On Suffering and Hope and Forever

‘In the Eucharist the sacrifice of Christ becomes also the sacrifice of the members of his Body. The lives of the faithful, their praise, sufferings, prayer, and work, are united with those of Christ and with his total offering, and so acquire a new value. Christ’s sacrifice present on the altar makes it possible for all generations of Christians to be united with his offering.’ (CCC 1368)

José Benlliure Ortiz, “Leaving Mass in Rocafort,” 1915

Yesterday I sat at a meeting, and in the course of discussion of ordering doughnuts and making flyers, friendships were enkindled with the sharing of labors and of sufferings. My sister called to talk about the stresses of moving and homeschooling. When I got home, a friend texted me requesting songs for planning a funeral. Google could have given answers but she didn't really want just the lists. She wanted someone to look over the words and find the right ones that might comfort when all the world felt fragile.

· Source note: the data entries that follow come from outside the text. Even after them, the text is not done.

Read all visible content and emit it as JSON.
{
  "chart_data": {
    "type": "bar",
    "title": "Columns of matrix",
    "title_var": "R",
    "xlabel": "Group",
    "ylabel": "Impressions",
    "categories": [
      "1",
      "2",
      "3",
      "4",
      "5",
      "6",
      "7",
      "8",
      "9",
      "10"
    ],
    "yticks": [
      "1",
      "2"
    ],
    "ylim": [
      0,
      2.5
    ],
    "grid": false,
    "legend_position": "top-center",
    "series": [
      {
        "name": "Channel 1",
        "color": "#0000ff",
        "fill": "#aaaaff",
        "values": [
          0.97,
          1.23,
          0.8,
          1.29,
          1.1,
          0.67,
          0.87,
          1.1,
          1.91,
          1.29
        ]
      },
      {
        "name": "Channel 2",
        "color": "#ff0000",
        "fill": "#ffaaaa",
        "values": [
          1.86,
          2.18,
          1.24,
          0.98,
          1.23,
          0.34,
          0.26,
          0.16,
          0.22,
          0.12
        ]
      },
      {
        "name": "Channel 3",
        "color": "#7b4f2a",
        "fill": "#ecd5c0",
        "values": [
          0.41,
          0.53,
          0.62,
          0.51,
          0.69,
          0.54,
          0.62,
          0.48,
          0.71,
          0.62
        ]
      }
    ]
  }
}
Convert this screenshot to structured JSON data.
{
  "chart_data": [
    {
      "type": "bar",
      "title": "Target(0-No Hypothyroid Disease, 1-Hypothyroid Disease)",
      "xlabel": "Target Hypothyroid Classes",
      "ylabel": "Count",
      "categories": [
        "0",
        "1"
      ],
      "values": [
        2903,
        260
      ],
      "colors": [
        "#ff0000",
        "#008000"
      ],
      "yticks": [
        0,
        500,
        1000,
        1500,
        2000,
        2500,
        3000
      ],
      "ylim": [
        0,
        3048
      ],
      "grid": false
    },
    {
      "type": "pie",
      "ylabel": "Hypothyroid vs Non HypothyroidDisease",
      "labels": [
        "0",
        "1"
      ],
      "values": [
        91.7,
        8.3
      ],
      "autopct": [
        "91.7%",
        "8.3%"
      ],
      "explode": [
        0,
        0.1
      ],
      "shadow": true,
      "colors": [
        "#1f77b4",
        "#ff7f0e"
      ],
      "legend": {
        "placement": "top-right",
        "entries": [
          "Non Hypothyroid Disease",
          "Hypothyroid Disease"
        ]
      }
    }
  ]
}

Burdens shared are halved, just as joys shared double the happiness. We should know this from the Mass, from the reality of all the pews filled with people carrying silent crosses that would otherwise crush. The graces that come from sharing the readings and the songs and the Body and Blood of Christ allow each of us to share even if we do not know the reality or each other’s names, in each other’s lives — and help place our paralyzed souls before the Lord.

God has thrown open the doors, inviting us in from the opening bells. The Mass knits together the father dropping off his only daughter at college, and the grandparents holding hands in the first pew, and the three college students who are comforting a fourth over a break up, and the lonely overworked grad student trying to discern, “What next? What now?”

When we leave, our souls have at least one thread woven to each of the other souls that participated in this and every Mass, and all the souls in Heaven who celebrate with us. This is a comfort to all of us, to know that all of Heaven prays with us and takes our worries and our crosses to Christ. He delights in being our Savior, in using these sufferings and trials to reveal both his deep love for us, and our faith to the world, so as to invite more souls to trust his love.

It’s a gift to go and offer your trials and sufferings and pains on the altar, and to trust God's goodness to make something holy out of it, to bring to us a peace we would not imagine possible given our pain.

It is the promise of Christ, when he promises to prepare a place for us. It is the promise of God the Father, who is always looking for all his faraway children, hoping today to host a feast. It is the promise of the Holy Spirit, who seeks to guide us to love God and others ever more deeply by helping us glimpse those hidden crosses carried by others. The Holy Trinity promises us that suffering isn't forever or the end, and calls us to live in hope of the joy of forever.